Supply deals have been agreed for 5.3bn doses, Oxfam found, of which 2.7bn have been bought by developed countries.

A handful of wealthy nations have bought up more than half of the potential doses of the most promising Covid-19 vaccines, according to an Oxfam count.

A major concern around the eagerly awaited COVID-19 vaccine is the availability of doses and fair distribution across the world, a sentiment that has reportedly been echoed by Melinda Gates. The worldwide agency has also warned that the same companies making vaccines might not have the capacity to make enough vaccines for everyone who requires one.

The data collected by the analytics company Airfinity, an NGO, analyzed deals struck by pharmaceuticals and vaccine producers for the five leading vaccine candidates now in the final stages of trials. The company has said it intends to make a profit from its vaccine and has sold the options for all of its supply to rich nations - at prices that range from $12-16 per dose in the USA to around $35 per dose for other countries - putting protection out of reach for many people living in poverty.

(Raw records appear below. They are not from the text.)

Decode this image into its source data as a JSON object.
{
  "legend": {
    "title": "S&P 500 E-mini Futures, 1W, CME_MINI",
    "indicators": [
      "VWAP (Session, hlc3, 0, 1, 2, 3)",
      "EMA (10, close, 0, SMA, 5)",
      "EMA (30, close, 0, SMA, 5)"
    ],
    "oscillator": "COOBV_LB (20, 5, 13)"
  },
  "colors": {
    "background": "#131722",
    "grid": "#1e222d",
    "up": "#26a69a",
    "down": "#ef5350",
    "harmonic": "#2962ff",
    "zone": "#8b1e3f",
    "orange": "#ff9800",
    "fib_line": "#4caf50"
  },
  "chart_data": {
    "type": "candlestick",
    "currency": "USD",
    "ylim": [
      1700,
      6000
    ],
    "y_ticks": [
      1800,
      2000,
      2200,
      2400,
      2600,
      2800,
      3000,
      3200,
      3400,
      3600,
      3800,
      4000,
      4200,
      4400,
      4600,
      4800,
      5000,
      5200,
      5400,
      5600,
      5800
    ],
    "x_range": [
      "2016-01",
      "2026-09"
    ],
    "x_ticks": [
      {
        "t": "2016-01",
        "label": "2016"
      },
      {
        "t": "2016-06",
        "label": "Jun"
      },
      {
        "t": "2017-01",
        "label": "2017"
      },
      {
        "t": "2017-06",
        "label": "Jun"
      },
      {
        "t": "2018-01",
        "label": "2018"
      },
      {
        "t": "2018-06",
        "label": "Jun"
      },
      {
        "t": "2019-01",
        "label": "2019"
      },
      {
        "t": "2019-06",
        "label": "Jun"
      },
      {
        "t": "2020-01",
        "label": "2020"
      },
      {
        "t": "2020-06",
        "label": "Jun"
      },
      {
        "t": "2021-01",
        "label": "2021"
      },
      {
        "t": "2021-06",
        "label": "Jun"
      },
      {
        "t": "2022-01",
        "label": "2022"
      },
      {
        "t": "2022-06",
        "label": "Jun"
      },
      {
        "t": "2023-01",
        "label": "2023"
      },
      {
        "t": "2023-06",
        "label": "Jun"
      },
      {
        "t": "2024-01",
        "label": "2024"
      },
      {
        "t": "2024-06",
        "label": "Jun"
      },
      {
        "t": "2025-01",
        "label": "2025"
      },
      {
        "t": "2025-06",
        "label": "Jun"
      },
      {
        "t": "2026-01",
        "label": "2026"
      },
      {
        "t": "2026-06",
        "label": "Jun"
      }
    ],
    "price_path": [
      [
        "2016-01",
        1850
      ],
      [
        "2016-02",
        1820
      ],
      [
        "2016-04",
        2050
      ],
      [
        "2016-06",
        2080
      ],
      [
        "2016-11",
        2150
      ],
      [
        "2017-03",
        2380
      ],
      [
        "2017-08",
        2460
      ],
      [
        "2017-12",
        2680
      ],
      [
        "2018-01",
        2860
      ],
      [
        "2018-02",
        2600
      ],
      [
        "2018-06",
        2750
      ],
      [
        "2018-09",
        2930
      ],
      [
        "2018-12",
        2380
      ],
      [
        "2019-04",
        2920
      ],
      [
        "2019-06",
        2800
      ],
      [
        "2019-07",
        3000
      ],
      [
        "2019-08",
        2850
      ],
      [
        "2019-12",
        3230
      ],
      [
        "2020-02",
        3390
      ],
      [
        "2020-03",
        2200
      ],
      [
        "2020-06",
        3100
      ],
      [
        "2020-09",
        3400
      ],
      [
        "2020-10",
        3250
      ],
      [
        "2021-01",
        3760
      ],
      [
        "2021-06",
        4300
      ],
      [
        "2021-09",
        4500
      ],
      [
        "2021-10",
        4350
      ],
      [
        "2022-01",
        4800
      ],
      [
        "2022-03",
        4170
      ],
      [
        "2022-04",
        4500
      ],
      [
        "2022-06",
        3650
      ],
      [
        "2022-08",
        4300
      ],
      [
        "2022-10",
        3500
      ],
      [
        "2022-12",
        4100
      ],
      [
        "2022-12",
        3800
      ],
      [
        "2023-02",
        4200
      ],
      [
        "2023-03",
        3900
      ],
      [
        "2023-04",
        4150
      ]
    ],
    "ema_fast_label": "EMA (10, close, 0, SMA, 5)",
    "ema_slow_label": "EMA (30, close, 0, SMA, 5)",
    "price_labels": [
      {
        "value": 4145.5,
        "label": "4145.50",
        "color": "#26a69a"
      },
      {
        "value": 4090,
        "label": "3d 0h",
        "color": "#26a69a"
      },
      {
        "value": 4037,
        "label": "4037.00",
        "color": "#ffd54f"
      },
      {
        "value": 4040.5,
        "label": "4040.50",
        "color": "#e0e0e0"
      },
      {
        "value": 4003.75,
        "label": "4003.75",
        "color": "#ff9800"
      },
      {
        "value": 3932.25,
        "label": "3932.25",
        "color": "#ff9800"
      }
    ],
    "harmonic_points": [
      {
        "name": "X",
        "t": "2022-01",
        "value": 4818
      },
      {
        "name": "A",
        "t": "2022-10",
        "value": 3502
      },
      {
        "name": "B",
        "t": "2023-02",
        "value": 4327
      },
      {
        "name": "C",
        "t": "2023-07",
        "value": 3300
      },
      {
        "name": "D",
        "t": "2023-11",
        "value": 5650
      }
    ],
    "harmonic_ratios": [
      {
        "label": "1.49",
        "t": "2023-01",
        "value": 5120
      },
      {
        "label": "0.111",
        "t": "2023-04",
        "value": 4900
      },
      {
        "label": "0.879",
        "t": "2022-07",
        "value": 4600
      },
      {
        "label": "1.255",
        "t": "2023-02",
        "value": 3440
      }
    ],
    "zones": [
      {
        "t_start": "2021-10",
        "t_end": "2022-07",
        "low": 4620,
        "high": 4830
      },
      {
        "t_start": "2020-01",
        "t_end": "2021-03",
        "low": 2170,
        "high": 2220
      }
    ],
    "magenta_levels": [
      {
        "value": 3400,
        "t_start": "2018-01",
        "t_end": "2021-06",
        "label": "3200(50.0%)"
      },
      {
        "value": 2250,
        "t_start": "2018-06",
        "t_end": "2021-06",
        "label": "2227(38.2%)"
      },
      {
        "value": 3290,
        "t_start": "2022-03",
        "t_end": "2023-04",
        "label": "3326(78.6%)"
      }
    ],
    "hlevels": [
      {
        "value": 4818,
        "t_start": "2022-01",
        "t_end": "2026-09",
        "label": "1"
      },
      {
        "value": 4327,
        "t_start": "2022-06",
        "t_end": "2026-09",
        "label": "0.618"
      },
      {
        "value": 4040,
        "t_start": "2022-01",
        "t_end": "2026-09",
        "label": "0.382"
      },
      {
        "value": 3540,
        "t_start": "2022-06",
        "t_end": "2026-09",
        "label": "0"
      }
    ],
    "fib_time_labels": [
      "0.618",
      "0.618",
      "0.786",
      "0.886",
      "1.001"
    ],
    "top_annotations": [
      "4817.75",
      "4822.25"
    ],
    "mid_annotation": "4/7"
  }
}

A calculation has pegged the combined production capacity of the five vaccine candidates at 5.94 billion doses, "enough for 2.97 billion people given that all five future vaccines will or are highly likely to require two doses", the report said.

But more than 2.7 billion (272 crore) doses, or 51%, have been already bought by countries including Australia, Britain, Israel, Japan, Switzerland, the United States, and the European Union, it added.

"We already face challenges with vaccine acceptance for many proven vaccines", World Health Organization chief Tedros Adhanom Ghebreyesus said in pre-recorded comments, as he spoke about the push to rapidly develop vaccines.

The analysis comes amid swelling calls from global leaders, health experts, and groups including Oxfam for a so-called people's vaccine for the novel coronavirus. "We need a People's Vaccine, not a profit vaccine".

Brazil's central government has an agreement to test and buy the AstraZeneca vaccine, while Sao Paulo state is testing one developed by China's Sinovac Biotech and the states of Paraná and Bahia reached deals for Russia's Sputnik V vaccine. It blamed the grim forecast on pharmaceutical corporations' desire to "protect their monopolies" and sell the life-saving vaccines to the "highest bidder" instead of "freely sharing them" with the world. No single corporation will ever be able to meet the world's need for a COVID-19 vaccine. The alliance calls for pharmaceutical corporations to share all vaccine knowledge with other companies and research institutions, including through the COVID-19 Technology Access Pool (C-TAP).

The IMF projects the loss to the world economy due to Covid-19 to total $12 trillion.